Mental Health Week: Concert ensures Brent Powell's legacy lives on
BY SHAWN LOUGHLIN
On Sunday, May 24, Seaforth First Presbyterian Church will be hosting its 10th annual Brent Powell Memorial Concert with Exeter’s Graham Bedard headlining, but for those behind the event, it’s about so much more than the music being played or the money being raised.
It was March 28, 2016 - just over a decade ago - that Brent Powell of Seaforth died by suicide at the age of 23. He was the youngest son of Carolyn and Richard Powell. His visitation was held at Seaforth First Presbyterian Church and memorial donations to the Canadian Mental Health Association’s Huron-Perth branch were welcomed by his family.
Carolyn, speaking with The Citizen on Monday, said the world was in a somewhat different place regarding mental health awareness and compassion 10 years ago, so she saw her son struggle in real time to find the help he needed. Doctors, counsellors and others tended to turn the emphasis on care back around on Brent, in many ways leaving it up to him to find the proper avenue of care, all while he was struggling with his mental health.
Navigating such an environment would be challenging and frustrating at the best of times, Carolyn said, let alone when someone is in the midst of a mental health crisis. As a result, her son often found himself at dead ends, unsure of where to turn next, all while being painfully aware that he needed help.
One of the more frustrating aspects of watching that process unfold, Carolyn said, was that mental health wasn’t being treated the way physical health is. For someone fighting cancer or working through heart disease, for example, there are avenues of care and an outpouring of community support, compared to a mental health challenge, at the time, which left treatment in the hands of the patient and came with the stigma of embarrassment and shame.
Carolyn is happy to have seen that change in the decade since she lost her son - whether it be the medical approach to mental health care or the public’s level of understanding - but acknowledges that there is still plenty of work left to be done.
Locally in Seaforth, Carolyn said she felt the urgency of the conversation rise. She lost her son in the early months of 2016 and then, in June of 2017, Tanner Steffler - the namesake of the Tanner Steffler Foundation - lost his battle with addiction. Losing two of the community’s young men in such short order made people take notice.
Since losing her son, Carolyn has been advocating the slogan with which we have become familiar in recent years that mental health is health. She says that while it was too late to save Brent, perhaps raising awareness and starting the conversation around mental health could save others down the road.
So, when people from her church approached Carolyn and asked how they could help, furthering this conversation was what leapt to mind.
Dale Ann McKichan said that she has known Carolyn since the 1990s through the church and Sunday school and that when the congregation lost Brent, it felt very much like a family losing one of its members.

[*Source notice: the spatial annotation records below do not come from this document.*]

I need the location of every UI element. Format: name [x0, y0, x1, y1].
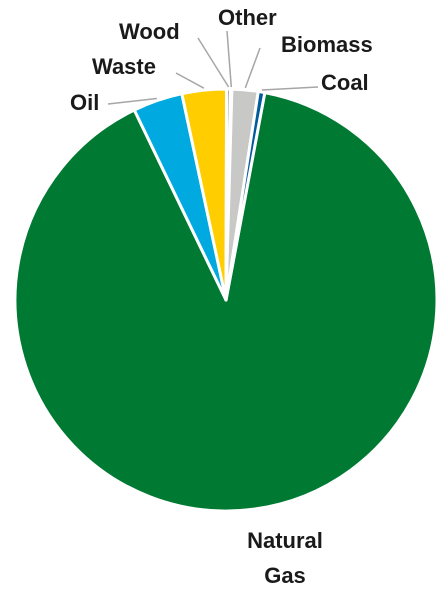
leader-wood — [197, 37, 230, 88]
label-natural-gas-line2: Gas — [264, 563, 306, 588]
slice-coal — [224, 89, 267, 302]
label-other: Other — [218, 5, 277, 30]
label-biomass: Biomass — [281, 32, 373, 57]
leader-biomass — [244, 47, 261, 89]
leader-coal — [261, 86, 319, 91]
label-natural-gas-line1: Natural — [247, 528, 323, 553]
leader-lines — [107, 30, 319, 105]
label-oil: Oil — [70, 90, 99, 115]
leader-waste — [175, 72, 205, 89]
slice-natural-gas — [13, 91, 438, 513]
label-coal: Coal — [321, 70, 369, 95]
leader-oil — [107, 97, 157, 105]
label-wood: Wood — [119, 19, 180, 44]
pie-slices — [13, 87, 438, 513]
leader-other — [226, 30, 233, 88]
label-waste: Waste — [92, 54, 156, 79]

McKichan said that the church had often held concerts in both the spring and the fall and members of the congregation wondered about honouring Brent with one of them. They of course asked Carolyn for her thoughts. She was all for it, but when she spoke to her other three children, they were a bit more hesitant due to the stigma associated with mental health and addiction, but eventually found a way to support the concert.

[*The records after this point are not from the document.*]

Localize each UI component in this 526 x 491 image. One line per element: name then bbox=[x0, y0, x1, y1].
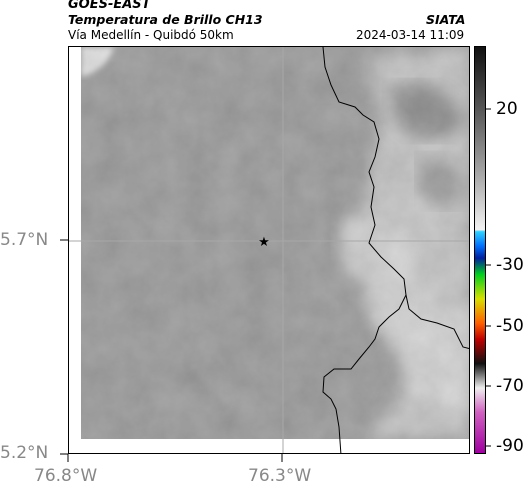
map-canvas: ★ bbox=[69, 47, 469, 453]
colorbar bbox=[474, 46, 486, 454]
lat-tick-label: 5.7°N bbox=[0, 230, 49, 250]
satellite-title: GOES-EAST bbox=[68, 0, 151, 12]
colorbar-gradient bbox=[475, 47, 485, 453]
colorbar-tick-label: -70 bbox=[496, 376, 524, 396]
cloud-texture bbox=[81, 47, 469, 439]
lat-tick-label: 5.2°N bbox=[0, 443, 49, 463]
lon-tick-label: 76.3°W bbox=[248, 466, 312, 486]
product-title: Temperatura de Brillo CH13 bbox=[68, 12, 263, 27]
region-subtitle: Vía Medellín - Quibdó 50km bbox=[68, 28, 234, 42]
colorbar-tick-label: -30 bbox=[496, 255, 524, 275]
colorbar-tick-label: 20 bbox=[496, 99, 518, 119]
border-line-east bbox=[322, 47, 469, 350]
star-marker: ★ bbox=[258, 235, 270, 250]
colorbar-tick-label: -90 bbox=[496, 436, 524, 456]
organization-label: SIATA bbox=[426, 12, 466, 27]
lon-tick-label: 76.8°W bbox=[34, 466, 98, 486]
map-panel[interactable]: ★ bbox=[68, 46, 470, 454]
left-margin bbox=[69, 47, 81, 453]
colorbar-tick-label: -50 bbox=[496, 316, 524, 336]
datetime-label: 2024-03-14 11:09 bbox=[356, 28, 465, 42]
border-line-south bbox=[322, 294, 407, 453]
bottom-margin bbox=[69, 439, 469, 453]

And so the first-ever Brent Powell Memorial Concert was held at the church. It has continued to grow in the years since, always including a guest speaker and displays on mental health and related resources throughout Huron and Perth Counties. McKichan also says that the annual spring show, since its inception, has raised close to $10,000 for youth mental health resources across the two counties, but that’s hardly the point. Starting the conversation around mental health and keeping it going has been the church’s goal and one with which Carolyn very much agrees.
Carolyn says she has seen the attitude towards mental health change in the last 10 years and if the concert and Brent’s legacy has played a small role in that, she’s proud.

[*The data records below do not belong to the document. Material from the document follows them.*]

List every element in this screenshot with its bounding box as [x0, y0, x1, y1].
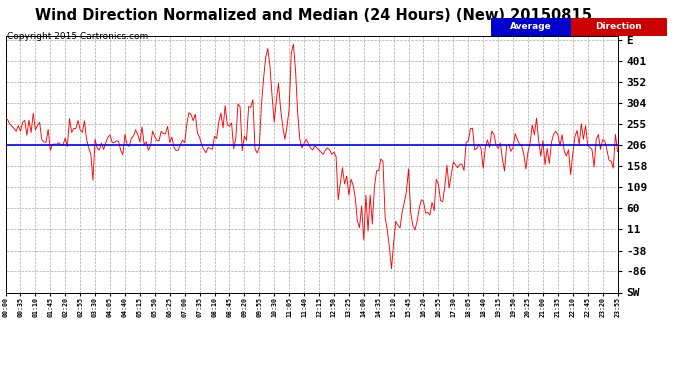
- Text: Wind Direction Normalized and Median (24 Hours) (New) 20150815: Wind Direction Normalized and Median (24…: [35, 8, 593, 23]
- Text: Average: Average: [510, 22, 552, 31]
- Text: Copyright 2015 Cartronics.com: Copyright 2015 Cartronics.com: [7, 32, 148, 41]
- Text: Direction: Direction: [595, 22, 642, 31]
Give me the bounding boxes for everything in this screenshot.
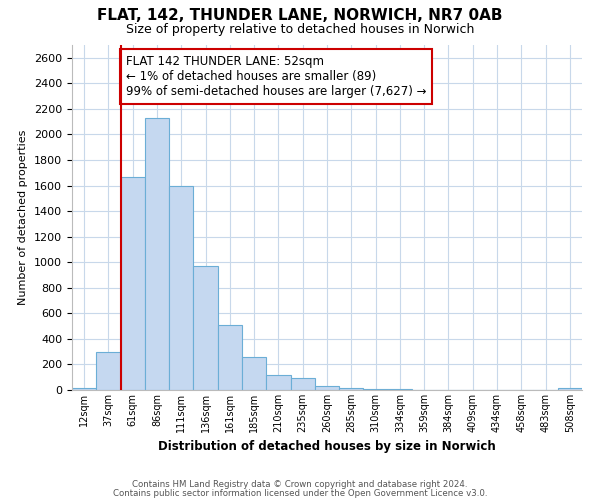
X-axis label: Distribution of detached houses by size in Norwich: Distribution of detached houses by size …	[158, 440, 496, 454]
Bar	[558, 388, 582, 390]
Bar	[145, 118, 169, 390]
Bar	[290, 378, 315, 390]
Bar	[315, 386, 339, 390]
Text: FLAT, 142, THUNDER LANE, NORWICH, NR7 0AB: FLAT, 142, THUNDER LANE, NORWICH, NR7 0A…	[97, 8, 503, 22]
Bar	[121, 176, 145, 390]
Y-axis label: Number of detached properties: Number of detached properties	[19, 130, 28, 305]
Bar	[266, 374, 290, 390]
Text: Contains HM Land Registry data © Crown copyright and database right 2024.: Contains HM Land Registry data © Crown c…	[132, 480, 468, 489]
Bar	[96, 352, 121, 390]
Bar	[218, 325, 242, 390]
Bar	[193, 266, 218, 390]
Bar	[242, 358, 266, 390]
Bar	[72, 388, 96, 390]
Bar	[339, 388, 364, 390]
Text: Contains public sector information licensed under the Open Government Licence v3: Contains public sector information licen…	[113, 488, 487, 498]
Text: FLAT 142 THUNDER LANE: 52sqm
← 1% of detached houses are smaller (89)
99% of sem: FLAT 142 THUNDER LANE: 52sqm ← 1% of det…	[125, 56, 426, 98]
Bar	[169, 186, 193, 390]
Text: Size of property relative to detached houses in Norwich: Size of property relative to detached ho…	[126, 22, 474, 36]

This year’s concert, scheduled for Sunday, May 24 at 7 p.m. at the church, will feature Exeter’s Graham Bedard. Carolyn says he’s an extraordinary musician to be performing for the group, but he’s also been candid about his own struggles with addiction and alcoholism and open to discussing it with anyone who perhaps needs help themselves.
There are no tickets for the concert, but there will be a free-will offering at the door on the night of the show with all proceeds going to benefit youth mental health resources in the area.